В начале статьи газета плела несусветный вздор о бедности Кристофа, выставляла его жертвой германского деспотизма, апостолом свободы, вынужденным бежать из императорской Германии сюда, во Францию, в прибежище свободных душ (великолепный предлог для шовинистических разглагольствований!), а дальше обрушивала умопомрачительные славословия на его творчество, о котором не знала ровно ничего, если не считать нескольких пошленьких песенок из времен первых его опытов еще в Германии, но как раз сам-то Кристоф стыдился их и рад был бы уничтожить. Не зная произведений Кристофа, автор статьи отыгрывался на его замыслах — вернее, на тех, какие ему приписывал. По двум-трем словам, оброненным случайно Кристофом и Оливье или даже каким-нибудь Гужаром, который хвастал своей полной осведомленностью, бойкий автор ухитрился создать Жан-Кристофа — «гениального композитора, певца демократии и республиканца чистейшей воды». При этом он не преминул лягнуть современных французских композиторов — сильнее всего досталось наиболее самобытным и независимым за то, что они не помышляют о демократии. Исключение было сделано для одного-двух человек, чьи политические воззрения признавались безупречными. К несчастью, того же нельзя было сказать об их музыке. Но это мелочь. Да и вообще главное было не в похвалах им и даже Кристофу, а в нападках на остальных. Когда в Париже читаешь статью, где кого-нибудь хвалят, не мешает задать себе вопрос: «А кого тут ругают?»

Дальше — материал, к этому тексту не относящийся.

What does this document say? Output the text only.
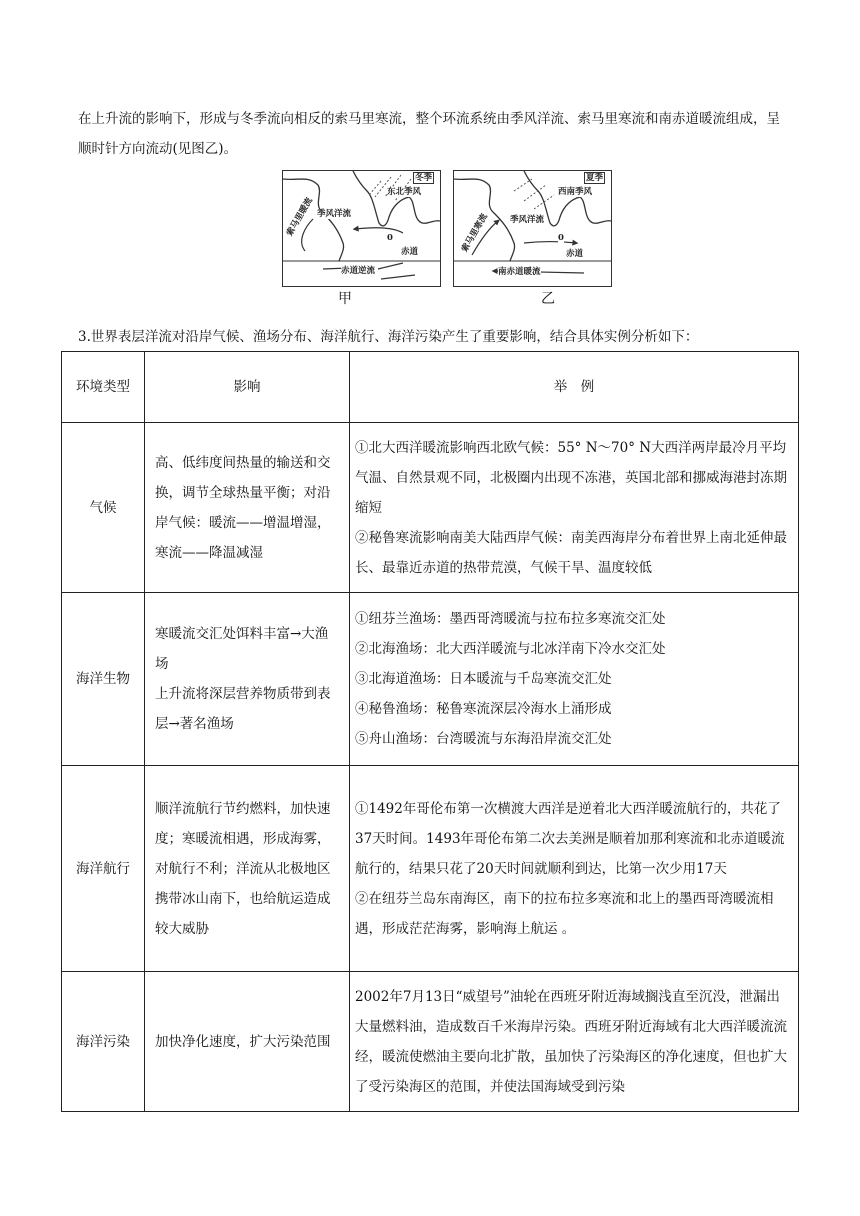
在上升流的影响下，形成与冬季流向相反的索马里寒流，整个环流系统由季风洋流、索马里寒流和南赤道暖流组成，呈顺时针方向流动(见图乙)。
冬季
东北季风
季风洋流
索马里暖流	0
赤道
赤道逆流
夏季
西南季风
季风洋流
索马里寒流	0
赤道
南赤道暖流
甲	乙
3.世界表层洋流对沿岸气候、渔场分布、海洋航行、海洋污染产生了重要影响，结合具体实例分析如下：
环境类型	影响	举　例
气候	高、低纬度间热量的输送和交换，调节全球热量平衡；对沿岸气候：暖流——增温增湿，寒流——降温减湿	①北大西洋暖流影响西北欧气候：55° N～70° N大西洋两岸最冷月平均气温、自然景观不同，北极圈内出现不冻港，英国北部和挪威海港封冻期缩短
②秘鲁寒流影响南美大陆西岸气候：南美西海岸分布着世界上南北延伸最长、最靠近赤道的热带荒漠，气候干旱、温度较低

海洋生物	寒暖流交汇处饵料丰富→大渔场
上升流将深层营养物质带到表层→著名渔场	①纽芬兰渔场：墨西哥湾暖流与拉布拉多寒流交汇处
②北海渔场：北大西洋暖流与北冰洋南下冷水交汇处
③北海道渔场：日本暖流与千岛寒流交汇处
④秘鲁渔场：秘鲁寒流深层冷海水上涌形成
⑤舟山渔场：台湾暖流与东海沿岸流交汇处

海洋航行	顺洋流航行节约燃料，加快速度；寒暖流相遇，形成海雾，对航行不利；洋流从北极地区携带冰山南下，也给航运造成较大威胁	①1492年哥伦布第一次横渡大西洋是逆着北大西洋暖流航行的，共花了37天时间。1493年哥伦布第二次去美洲是顺着加那利寒流和北赤道暖流航行的，结果只花了20天时间就顺利到达，比第一次少用17天
②在纽芬兰岛东南海区，南下的拉布拉多寒流和北上的墨西哥湾暖流相遇，形成茫茫海雾，影响海上航运 。

海洋污染	加快净化速度，扩大污染范围	2002年7月13日“威望号”油轮在西班牙附近海域搁浅直至沉没，泄漏出大量燃料油，造成数百千米海岸污染。西班牙附近海域有北大西洋暖流流经，暖流使燃油主要向北扩散，虽加快了污染海区的净化速度，但也扩大了受污染海区的范围，并使法国海域受到污染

Оливье краснел от стыда, проглядывая газету. Он думал:
«И все это дело моих рук!»
Он еле довел урок до конца и тут же бросился домой. Каков же был его ужас, когда он узнал, что Кристофа увели журналисты! Он не стал завтракать, решив дождаться Кристофа. Но тот все не возвращался. Тревога Оливье нарастала с каждым часом.
«Каких только глупостей они не выудят из него!» — думал он.
Кристоф вернулся около трех часов, настроенный очень игриво. Он завтракал с Арсеном Гамашем, и в голове у него стоял легкий туман от выпитого шампанского. Он не понимал, о чем тревожится Оливье, почему так настойчиво выпытывает, что Кристоф говорил и делал.
— Что делал? Превосходно позавтракал. Давно я так вкусно не ел.
И принялся перечислять, что подавали на завтрак.
— А вина… Самые разнообразные… Я все перепробовал.
Оливье перебил его и стал допрашивать, кто был за столом.
— Кто был?.. Не помню. Был Гамаш — славный толстяк, душа нараспашку; еще был Клодомир, автор статьи, милейший человек; потом трое или четверо неизвестных мне журналистов, все очень веселые, добрые и все замечательно относятся ко мне. Словом, чудесные люди.
Оливье, по-видимому, не был в этом убежден. Кристофа удивила его сдержанность.
— Ты что? Не читал статьи?
— В том-то и дело, что читал. А ты-то внимательно прочел ее?
— Прочел… Вернее, проглядел. Некогда было.
— Так вот, прочти как следует.
Кристоф начал читать. И с первых же строк прыснул.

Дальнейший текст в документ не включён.